Quantitative dual-probe microdialysis: evaluation of [3H]mannitol diffusion in agar and rat striatum.

Dual-probe microdialysis was used to study interstitial diffusion in the rat brain. A radiolabelled tracer, (3H]mannitol, was continuously infused at different concentrations via a probe acutely implanted into the striatum of an anaesthetized male rat or into a dilute agar gel. Samples were collected by a second probe placed 1 mm away from the first, and the recovered [3H]mannitol was measured by liquid scintillation counting. In the striatum, the delivery of [3H]mannitol was counteracted by its removal from the extracellular space by passive uptake into cells and clearance into the microcirculation, causing the diffusion profile to approach quasi steady-state levels within 2 h.
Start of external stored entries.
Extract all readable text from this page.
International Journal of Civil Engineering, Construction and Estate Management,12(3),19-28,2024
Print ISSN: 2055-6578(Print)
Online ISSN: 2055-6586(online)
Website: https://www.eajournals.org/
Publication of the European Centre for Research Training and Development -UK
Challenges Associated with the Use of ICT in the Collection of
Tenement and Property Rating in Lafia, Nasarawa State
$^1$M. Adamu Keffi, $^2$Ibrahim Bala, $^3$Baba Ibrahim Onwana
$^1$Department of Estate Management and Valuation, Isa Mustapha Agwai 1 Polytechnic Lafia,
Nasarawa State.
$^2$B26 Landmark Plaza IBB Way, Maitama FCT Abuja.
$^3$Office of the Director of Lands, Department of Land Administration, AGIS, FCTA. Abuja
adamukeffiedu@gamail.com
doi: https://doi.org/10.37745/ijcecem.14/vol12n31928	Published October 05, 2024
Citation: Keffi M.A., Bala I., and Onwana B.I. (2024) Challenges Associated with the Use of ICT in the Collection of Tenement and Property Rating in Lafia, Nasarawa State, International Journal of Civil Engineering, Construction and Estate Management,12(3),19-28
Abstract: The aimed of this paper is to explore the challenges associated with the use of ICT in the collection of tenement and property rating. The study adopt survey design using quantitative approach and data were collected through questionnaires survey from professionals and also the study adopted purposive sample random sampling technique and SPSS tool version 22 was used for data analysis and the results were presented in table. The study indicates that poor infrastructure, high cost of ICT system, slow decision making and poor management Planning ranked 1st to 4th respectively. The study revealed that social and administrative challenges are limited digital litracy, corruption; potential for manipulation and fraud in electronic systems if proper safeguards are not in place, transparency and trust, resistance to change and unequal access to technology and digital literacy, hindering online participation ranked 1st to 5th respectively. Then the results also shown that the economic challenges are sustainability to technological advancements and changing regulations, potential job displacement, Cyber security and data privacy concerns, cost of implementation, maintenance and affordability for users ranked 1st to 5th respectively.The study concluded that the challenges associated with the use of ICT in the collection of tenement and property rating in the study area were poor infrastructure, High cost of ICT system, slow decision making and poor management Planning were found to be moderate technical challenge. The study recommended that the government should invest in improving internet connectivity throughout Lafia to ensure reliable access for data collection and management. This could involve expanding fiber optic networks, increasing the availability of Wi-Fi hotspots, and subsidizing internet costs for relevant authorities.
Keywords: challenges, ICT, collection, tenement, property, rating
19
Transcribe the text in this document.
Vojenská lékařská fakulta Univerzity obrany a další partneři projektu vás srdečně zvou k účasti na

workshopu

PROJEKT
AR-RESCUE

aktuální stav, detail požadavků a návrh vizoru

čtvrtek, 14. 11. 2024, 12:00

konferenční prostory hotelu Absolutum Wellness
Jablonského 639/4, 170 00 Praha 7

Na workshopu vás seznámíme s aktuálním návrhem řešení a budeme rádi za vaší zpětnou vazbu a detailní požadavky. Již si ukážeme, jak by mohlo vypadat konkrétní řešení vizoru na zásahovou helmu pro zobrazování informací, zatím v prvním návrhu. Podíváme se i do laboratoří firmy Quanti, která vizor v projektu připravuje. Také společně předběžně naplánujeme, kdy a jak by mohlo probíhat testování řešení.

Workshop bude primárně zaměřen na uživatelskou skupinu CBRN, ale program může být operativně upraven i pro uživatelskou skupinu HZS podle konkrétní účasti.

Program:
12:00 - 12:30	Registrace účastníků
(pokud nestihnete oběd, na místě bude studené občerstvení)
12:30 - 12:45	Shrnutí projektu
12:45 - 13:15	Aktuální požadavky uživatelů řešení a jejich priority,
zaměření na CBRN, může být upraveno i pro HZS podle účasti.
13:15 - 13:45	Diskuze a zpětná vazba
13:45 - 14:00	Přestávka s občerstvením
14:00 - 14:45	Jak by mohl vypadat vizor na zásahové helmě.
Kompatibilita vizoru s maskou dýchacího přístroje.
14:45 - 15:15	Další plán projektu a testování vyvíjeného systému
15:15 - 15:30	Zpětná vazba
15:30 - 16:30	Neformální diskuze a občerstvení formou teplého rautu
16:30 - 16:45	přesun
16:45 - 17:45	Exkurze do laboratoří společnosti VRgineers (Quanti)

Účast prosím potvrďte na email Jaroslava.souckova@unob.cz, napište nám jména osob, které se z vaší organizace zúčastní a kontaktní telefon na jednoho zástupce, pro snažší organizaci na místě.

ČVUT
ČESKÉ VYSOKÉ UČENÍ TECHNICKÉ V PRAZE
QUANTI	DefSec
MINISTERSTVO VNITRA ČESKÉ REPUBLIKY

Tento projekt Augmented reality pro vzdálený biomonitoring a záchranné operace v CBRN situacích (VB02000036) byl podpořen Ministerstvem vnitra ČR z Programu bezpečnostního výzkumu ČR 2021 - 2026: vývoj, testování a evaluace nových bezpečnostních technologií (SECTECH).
Diffusion data from brain and agar were analysed using a mathematical model. The apparent (effective) diffusion coefficient for [3H]mannitol was D* = 2.9 x 10(-6) cm2/s, the effective volume fraction alpha* = 0.30 and the clearance rate constant kappa= 2.3 x 10(-5)/s. A tortuosity, lambda = 1.81, and penetration distance r = 4.2 mm, were calculated. We conclude that, using dual-probe microdialysis, parameters reflecting geometric and dynamic tissue properties may be obtained using appropriate mathematical analysis. Quantitative dual-probe microdialysis will be valuable in characterizing interstitial diffusion and the clearance processes underpinning volume transmission in the brain.